Comparison of blood collection protocols
To investigate how cfDNA yield and LMW fractions were affected by blood collection tubes and protocols, we collected 3 blood samples each from 23 healthy volunteers (12 males and 11 females): one EthyleneDiamineTetraacetic Acid (EDTA) tube processed within 1 hour and two Cell-free DNA Blood Collection Tubes (BCT) stored at ambient temperature for 24 hours and 72 hours prior to processing (labeled here as BCT 24 hr and BCT 72 hr respectively). We processed all samples identically and extracted cfDNA using QIAamp Circulating Nucleic Acid kit (QIAGEN). We measured cfDNA yield and fragment size using ddPCR. Mean LMW GEs/mL plasma for EDTA, BCT 24 hr, and BCT 72 hr were 1,925, 1,591, and 1,514 respectively with no significant difference between collection protocols (ANOVA p = 0.439, Fig. 4a and Supplemental Table 5). LMW fractions for EDTA, BCT 24 hr, and BCT 72 hr were 87%, 88%, and 90% respectively with no significant difference (ANOVA p = 0.083, Fig. 4b).
To assess whether cell-stabilizing preservative would affect background noise in cfDNA sequencing, we prepared targeted sequencing libraries using a molecular tagging approach that can help distinguish non-reference alleles arising in the original template molecules from errors introduced during PCR amplification. We sequenced 43 samples including all 3 pairs from 12 individuals and 7 additional samples. We generated an average of 7.64 million read pairs per sample and achieved mean unique coverage in the target region of 37.0 read families (with an average 3.92 members/read family). To measure background noise, we calculated global nucleotide mismatch rate (GMR) as the sum of the number of read families with non-reference alleles divided by the sum of unique coverage across all targeted loci (additional details in Methods). GMR per million bases was 37.8 ± 12.2, 30.8 ± 9.11 and 30.8 ± 7.77 for EDTA, BCT 24 hr and BCT 72 hr samples respectively (mean ± standard deviation). GMR between paired samples from the same individuals was highly correlated across tube types (Pearson r = 0.652, 0.647 and 0.758, p = 0.022, 0.017 and 0.003 for the three pairwise comparisons, Supplemental Figure 5). This suggests that biological noise (in vivo) was a much larger contributor to measured GMR instead of noise introduced during sample processing or analysis. Since depth of coverage would determine our ability to measure low-abundance noise, we adjusted GMR by unique depth of coverage and found no significant difference between EDTA and BCT 24 hr as well as EDTA and BCT 72 hr samples (paired t-test p = 0.998, n = 12 pairs and p = 0.451, n = 13 pairs respectively, Fig. 4c).

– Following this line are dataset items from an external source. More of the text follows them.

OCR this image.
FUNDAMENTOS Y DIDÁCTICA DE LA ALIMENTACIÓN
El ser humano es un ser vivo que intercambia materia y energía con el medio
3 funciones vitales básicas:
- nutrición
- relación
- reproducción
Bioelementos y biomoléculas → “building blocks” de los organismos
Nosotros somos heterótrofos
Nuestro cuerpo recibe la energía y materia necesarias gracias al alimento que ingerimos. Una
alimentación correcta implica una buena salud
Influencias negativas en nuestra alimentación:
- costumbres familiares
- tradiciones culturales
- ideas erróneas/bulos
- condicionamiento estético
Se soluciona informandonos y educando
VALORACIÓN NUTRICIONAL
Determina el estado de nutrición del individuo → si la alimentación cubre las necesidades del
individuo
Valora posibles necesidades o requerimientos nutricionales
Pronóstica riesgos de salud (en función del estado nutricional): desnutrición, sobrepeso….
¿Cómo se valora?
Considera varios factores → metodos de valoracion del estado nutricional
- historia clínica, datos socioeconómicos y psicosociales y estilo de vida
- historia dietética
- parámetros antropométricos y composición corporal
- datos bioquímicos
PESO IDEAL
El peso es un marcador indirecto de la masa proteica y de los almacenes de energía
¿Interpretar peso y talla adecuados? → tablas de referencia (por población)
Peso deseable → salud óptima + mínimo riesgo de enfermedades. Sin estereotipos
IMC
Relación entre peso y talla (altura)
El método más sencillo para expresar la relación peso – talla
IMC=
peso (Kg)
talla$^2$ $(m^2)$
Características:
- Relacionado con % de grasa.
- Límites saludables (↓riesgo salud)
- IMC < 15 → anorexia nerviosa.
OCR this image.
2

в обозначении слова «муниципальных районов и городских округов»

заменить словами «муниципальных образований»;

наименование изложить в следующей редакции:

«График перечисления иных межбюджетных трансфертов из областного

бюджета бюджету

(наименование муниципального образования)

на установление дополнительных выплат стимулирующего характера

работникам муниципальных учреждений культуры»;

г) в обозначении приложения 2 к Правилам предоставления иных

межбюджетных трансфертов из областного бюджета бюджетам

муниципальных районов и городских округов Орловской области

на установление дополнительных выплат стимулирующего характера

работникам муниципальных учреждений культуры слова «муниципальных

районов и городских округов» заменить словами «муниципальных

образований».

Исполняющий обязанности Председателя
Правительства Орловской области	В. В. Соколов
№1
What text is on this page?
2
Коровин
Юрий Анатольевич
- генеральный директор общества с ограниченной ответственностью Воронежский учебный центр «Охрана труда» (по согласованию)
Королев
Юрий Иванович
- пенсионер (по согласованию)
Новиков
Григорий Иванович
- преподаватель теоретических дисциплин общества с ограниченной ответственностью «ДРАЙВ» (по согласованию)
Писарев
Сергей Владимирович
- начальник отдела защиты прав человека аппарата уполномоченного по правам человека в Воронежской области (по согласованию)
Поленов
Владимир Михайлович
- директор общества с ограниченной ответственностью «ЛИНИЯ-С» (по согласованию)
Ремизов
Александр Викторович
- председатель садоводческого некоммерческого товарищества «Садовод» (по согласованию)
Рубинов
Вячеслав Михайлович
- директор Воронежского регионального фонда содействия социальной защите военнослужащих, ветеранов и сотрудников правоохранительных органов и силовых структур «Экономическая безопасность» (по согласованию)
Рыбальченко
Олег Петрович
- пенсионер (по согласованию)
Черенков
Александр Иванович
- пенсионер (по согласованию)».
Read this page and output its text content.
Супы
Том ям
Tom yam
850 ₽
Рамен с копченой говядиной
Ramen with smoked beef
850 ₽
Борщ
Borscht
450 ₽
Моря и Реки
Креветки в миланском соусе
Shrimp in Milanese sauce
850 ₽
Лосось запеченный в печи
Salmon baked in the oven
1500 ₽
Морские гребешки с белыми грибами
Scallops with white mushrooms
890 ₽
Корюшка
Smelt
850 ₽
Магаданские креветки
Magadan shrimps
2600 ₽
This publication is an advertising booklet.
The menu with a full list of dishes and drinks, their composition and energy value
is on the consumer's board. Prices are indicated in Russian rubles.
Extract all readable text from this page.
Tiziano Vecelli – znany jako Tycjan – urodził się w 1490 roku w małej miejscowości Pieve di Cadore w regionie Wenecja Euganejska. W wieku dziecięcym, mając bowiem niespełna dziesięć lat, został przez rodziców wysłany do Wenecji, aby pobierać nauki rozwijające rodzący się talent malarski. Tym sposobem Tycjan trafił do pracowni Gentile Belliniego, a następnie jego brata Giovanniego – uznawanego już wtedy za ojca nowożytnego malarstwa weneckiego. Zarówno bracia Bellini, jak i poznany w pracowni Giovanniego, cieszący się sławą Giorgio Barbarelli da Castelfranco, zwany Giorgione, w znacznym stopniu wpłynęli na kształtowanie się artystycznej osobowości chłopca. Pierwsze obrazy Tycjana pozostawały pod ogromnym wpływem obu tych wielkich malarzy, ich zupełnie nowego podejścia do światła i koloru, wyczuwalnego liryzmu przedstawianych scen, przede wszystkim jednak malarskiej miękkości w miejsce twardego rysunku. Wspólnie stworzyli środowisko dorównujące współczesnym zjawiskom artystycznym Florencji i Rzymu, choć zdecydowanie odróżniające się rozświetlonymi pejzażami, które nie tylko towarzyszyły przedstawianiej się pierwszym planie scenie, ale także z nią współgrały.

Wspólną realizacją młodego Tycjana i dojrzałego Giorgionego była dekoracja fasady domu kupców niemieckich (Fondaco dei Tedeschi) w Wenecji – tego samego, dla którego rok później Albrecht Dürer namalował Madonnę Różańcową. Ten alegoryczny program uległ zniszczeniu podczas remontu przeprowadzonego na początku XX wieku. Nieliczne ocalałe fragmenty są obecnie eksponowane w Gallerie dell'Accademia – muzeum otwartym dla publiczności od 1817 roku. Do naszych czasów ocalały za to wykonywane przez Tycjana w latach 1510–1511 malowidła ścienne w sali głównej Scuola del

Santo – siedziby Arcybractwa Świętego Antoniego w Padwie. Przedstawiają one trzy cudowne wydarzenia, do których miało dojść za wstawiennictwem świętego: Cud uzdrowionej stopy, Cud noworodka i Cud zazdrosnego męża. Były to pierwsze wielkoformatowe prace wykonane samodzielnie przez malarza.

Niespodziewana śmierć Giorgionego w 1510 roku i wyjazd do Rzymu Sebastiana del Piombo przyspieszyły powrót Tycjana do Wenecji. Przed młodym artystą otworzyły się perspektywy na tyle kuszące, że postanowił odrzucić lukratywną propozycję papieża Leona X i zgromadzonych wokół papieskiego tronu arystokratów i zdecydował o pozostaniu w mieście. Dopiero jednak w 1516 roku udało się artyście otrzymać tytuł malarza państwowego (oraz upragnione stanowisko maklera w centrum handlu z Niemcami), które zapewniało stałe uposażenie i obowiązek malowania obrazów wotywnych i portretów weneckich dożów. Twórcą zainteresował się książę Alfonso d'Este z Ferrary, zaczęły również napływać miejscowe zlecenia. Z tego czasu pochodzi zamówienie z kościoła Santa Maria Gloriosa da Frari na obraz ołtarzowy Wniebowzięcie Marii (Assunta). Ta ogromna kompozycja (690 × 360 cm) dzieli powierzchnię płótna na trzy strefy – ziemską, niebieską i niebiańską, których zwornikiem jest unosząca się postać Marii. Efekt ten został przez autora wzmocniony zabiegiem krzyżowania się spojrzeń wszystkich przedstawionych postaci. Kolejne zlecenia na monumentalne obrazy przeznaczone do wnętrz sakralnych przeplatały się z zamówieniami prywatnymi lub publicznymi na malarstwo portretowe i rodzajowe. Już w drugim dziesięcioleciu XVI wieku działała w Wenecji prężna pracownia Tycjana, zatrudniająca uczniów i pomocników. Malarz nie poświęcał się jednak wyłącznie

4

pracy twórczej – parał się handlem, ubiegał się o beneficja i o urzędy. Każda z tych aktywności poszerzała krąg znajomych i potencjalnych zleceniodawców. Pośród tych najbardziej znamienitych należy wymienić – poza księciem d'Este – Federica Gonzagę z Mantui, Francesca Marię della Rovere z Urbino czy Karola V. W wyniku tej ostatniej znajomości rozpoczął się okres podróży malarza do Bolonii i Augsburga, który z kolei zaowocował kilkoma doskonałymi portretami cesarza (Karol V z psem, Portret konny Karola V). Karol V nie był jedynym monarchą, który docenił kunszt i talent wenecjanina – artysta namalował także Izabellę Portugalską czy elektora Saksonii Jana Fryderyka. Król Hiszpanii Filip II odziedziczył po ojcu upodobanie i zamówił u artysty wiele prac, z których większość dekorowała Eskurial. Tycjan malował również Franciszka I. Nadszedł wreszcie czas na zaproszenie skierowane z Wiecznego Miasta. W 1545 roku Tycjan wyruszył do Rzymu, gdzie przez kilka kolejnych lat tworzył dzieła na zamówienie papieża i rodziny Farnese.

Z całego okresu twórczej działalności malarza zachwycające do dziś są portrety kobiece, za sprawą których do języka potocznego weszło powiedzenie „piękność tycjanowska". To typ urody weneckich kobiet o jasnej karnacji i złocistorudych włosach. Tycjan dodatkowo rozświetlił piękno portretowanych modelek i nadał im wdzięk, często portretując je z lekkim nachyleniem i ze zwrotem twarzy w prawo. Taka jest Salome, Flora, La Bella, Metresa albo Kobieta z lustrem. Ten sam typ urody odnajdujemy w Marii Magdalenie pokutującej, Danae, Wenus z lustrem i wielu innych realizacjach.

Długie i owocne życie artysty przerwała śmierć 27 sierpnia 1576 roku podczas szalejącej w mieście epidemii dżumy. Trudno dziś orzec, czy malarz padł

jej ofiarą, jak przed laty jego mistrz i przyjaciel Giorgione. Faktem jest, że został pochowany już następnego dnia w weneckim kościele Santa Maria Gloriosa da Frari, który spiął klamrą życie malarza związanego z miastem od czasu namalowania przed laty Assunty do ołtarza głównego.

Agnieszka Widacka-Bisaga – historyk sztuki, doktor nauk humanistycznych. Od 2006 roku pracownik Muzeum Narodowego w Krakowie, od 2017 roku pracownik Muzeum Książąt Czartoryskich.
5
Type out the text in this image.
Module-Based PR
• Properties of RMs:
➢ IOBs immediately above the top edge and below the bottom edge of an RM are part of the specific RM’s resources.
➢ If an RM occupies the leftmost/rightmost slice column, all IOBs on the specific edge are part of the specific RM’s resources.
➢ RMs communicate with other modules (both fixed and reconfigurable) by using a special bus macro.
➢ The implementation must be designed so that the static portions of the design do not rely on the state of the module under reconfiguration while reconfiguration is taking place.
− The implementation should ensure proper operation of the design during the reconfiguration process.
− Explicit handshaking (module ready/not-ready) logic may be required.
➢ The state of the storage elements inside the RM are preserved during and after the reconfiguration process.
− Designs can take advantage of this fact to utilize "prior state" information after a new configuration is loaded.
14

Evaluation of cfDNA fragment size in clinical samples
To evaluate the extent to which background DNA from peripheral cell lysis affects cfDNA analysis in archived retrospective samples, we evaluated a cohort of 219 clinical samples collected across 7 cohorts and multiple collection sites (Supplemental Table 6). Using the ddPCR assay, we found that LMW fractions were significantly lower in archived samples (cohorts 1 and 2, n = 70 samples, median LMW fraction: 82.5%) compared to plasma samples collected prospectively for cfDNA analysis and immediately processed using current gold standard protocols (cohorts 3–7, n = 149 samples, median LMW fraction: 91.1%, t-test p = 2.302 × 10–7, Fig. 4d and Supplemental Tables 5 and 7).
Variation in pre-analytical processing of plasma samples can affect results of cfDNA analysis12. Circulating cell-free DNA is predominantly fragmented and delays between venipuncture and isolation of plasma can lead to higher background of intact DNA contributed by lysis of peripheral blood cells13. This affects PCR and tagmentation-based sequencing methods by diluting the measured mutation fractions and it affects ligation-based sequencing methods by lowering effective template available for analysis. We have developed a multiplexed droplet digital PCR approach to reliably assess amplifiable quantities of cfDNA and estimate the contribution of high molecular weight background DNA in a single step. As an upfront sample quality assessment assay, this approach can help optimize input quantities to achieve reproducible performance in sequencing experiments. The assay design targets 9 different regions in the genome, lowering minimum input DNA quantity needed for quality assessment. qPCR or digital PCR assays that target 1-2 loci can be biased by locus-specific amplification bias or by somatic copy number changes in plasma samples from advanced cancer patients17. Instead, we rely on average readouts across multiple targets to achieve high precision from limited quantities of cfDNA and to accommodate the wide range of total cfDNA concentrations found in patients with cancer (particularly when implemented in ddPCR with millions of partitions). Although widespread aneuploidy in the tumor can still affect our approach, targeting multiple loci limits the impact of any single copy number alteration on the final quantification. Nevertheless, a PCR based approach to quantify cfDNA may under- or over-estimate total cfDNA levels in plasma samples from a fraction of patients with advanced, widely aneuploid cancers and very high fractions of tumor-derived DNA in plasma.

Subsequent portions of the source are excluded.